Kalorama projects the market to grow 26 percent overall, from $6 billion this year to more than $18 billion by 2014.
Hospitals remain the primary drivers of remote monitoring technology, the report says, as a cost-saving, and efficiency-improving measure. In the future, however, patients may well boost the market even further. Workers will use tele-conference visits, remote vital sign checks and other technologies to avoid spending sick days on routine doctor's office visits or checkups, Kalorama analysts say.
One interesting new player Kalorama sees coming onto the scene: Large corporations looking to promote wellness and improve productivity.
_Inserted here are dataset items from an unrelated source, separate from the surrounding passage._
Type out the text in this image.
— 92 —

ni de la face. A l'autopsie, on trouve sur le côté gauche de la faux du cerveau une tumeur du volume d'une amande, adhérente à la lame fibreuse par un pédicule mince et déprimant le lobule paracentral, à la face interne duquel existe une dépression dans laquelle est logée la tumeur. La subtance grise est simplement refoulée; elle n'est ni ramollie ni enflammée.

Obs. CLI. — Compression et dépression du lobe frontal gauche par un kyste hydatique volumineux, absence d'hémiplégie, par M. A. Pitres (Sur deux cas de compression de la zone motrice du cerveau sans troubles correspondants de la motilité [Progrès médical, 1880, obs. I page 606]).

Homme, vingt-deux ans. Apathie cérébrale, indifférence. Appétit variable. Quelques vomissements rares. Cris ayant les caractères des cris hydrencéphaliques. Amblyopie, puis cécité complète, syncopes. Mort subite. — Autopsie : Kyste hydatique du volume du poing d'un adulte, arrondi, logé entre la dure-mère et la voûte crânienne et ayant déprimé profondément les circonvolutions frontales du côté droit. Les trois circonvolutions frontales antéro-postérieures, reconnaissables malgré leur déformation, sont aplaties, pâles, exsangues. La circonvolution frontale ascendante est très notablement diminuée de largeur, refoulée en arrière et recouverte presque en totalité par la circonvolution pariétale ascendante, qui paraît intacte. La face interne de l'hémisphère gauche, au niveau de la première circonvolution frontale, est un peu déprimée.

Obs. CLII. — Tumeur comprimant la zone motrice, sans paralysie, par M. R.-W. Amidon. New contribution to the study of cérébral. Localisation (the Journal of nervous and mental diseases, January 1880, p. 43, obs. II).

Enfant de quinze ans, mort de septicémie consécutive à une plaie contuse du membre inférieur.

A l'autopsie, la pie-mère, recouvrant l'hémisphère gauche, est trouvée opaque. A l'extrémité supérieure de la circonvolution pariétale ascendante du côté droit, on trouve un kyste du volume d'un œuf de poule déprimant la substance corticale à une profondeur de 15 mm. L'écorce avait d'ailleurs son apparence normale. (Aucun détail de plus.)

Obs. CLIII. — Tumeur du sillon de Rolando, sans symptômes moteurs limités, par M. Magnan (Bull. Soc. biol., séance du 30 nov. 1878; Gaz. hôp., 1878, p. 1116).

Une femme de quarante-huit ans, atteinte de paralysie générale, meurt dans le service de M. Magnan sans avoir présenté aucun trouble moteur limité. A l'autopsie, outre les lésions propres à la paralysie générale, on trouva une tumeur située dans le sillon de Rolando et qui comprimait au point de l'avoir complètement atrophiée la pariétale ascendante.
Kalorama officials profiled one of their clients, NuPhysicia--a software vendor created by the University of Texas--that links physicians to employees for diagnostic and medical care with online video technology. The four-year-old company is making a name for itself providing remote physician visits to workers on offshore oil rigs.
What's more, the remote monitoring market continues to evolve, with big dog AT&T adding MedApps to its mobile health portfolio. The telecommunications giant is bundling MedApps' remote care monitoring tools into its larger healthcare suite. MedApps' products include a portable HealthPal device with built-in blood glucose and blood pressure monitors, plus a scale and pulse oximeter.